Лида нехотя разобрала
*****
Она проснулась, когда короткая часовая стрелка подошла к цифре два. Но почему голоса за стеной звучат так громко?! Разговаривали двое: отец и дядя Боря.
— Слушай, Паш… Что-то происходит… В Городе творится что-то нехорошее.
— Если бы ты почаще бывал трезвым, — наставительно сказал отец, судя по голосу, к этому времени уже изрядно поднабравшийся, — ты бы знал, что «нехорошее» творится у нас уже лет тридцать.
— Да я не про жизнь… с ней все ясно. Что-то происходит с самими нашими местами: с землей, с водой… Что-то сдвинулось.
— А ты слышал, на украинской мове «место» может означать «город»?
— Не слышал, — отмахнулся дядя Боря. — Я же тебе рассказывал, места наши непростые… ох, непростые. Странные. Они человека испытывают.
— Слышал я твои сказки, и не один раз. Давай об этом в другой раз: и про стык тектонических плит, и про древнее море, что некогда плескалось от Города до самого Урала.
— Но мерзлота-то деградирует, уж этого ты не можешь отрицать. И глобальным потеплением этого не объяснить — у нас не настолько потеплело. Не может быть?! Но мерзлота плывет. Я слышал, что не так давно даже появилась новая наука — криотектоника.
— Классно… А что это?
— Не знаю, насколько все будет классно. Вот ты, Паш, думаешь, что все обойдется, само собой рассосется? Думаешь, несколько домишек перекосит, дорогу поведет, потом мы это отремонтируем и все успокоится?

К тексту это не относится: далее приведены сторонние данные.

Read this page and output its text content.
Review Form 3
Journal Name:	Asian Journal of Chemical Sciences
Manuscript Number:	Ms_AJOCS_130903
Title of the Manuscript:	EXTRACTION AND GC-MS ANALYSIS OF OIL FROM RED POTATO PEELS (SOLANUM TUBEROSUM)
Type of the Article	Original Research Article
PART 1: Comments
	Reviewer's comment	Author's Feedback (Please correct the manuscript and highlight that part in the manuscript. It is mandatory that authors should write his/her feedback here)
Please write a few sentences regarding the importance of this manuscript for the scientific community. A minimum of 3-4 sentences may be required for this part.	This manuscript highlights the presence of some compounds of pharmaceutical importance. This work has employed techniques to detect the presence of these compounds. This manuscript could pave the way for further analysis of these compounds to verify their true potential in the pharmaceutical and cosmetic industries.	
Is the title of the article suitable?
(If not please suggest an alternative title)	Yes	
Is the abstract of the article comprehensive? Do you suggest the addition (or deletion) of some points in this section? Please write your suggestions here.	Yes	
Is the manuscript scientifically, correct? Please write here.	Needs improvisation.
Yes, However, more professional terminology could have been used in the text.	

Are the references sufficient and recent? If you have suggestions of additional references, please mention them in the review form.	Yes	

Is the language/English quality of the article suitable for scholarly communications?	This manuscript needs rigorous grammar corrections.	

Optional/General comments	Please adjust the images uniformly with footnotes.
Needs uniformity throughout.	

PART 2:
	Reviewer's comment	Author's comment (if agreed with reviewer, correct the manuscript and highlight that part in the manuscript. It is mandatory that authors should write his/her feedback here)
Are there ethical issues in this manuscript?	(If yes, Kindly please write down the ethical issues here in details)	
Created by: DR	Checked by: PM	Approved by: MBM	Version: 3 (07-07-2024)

— Не знаю я, что будет, я не Господь Бог. Да только все это будет уже без меня. Как-то будет, а мы к тому времени будем далеко.
— А если все наши представления ошибочны? Эта наука новая, она ведь про что… Вот если мерзлая порода оттает, что будет?
— Осадка. Термокарст.
— А глобально? То, что сейчас: бугры пучения и термокарст — это наша земля еще шалит по-маленькому… Представь, что целые геологические пласты начнут терять устойчивость, придут в движение миллионы и миллионы тонн грунта… Вот протаяла где-нибудь на глубине прослойка мерзлой породы, образовалась поверхность скольжения — тут и до оползней недалеко! А может, и криогенные землетрясения пойдут. Выстоит ли тогда Город? Чую, будет нам тогда ай-ай-ай! И кто знает, какими еще феноменальными явлениями могут сопровождаться подобные процессы?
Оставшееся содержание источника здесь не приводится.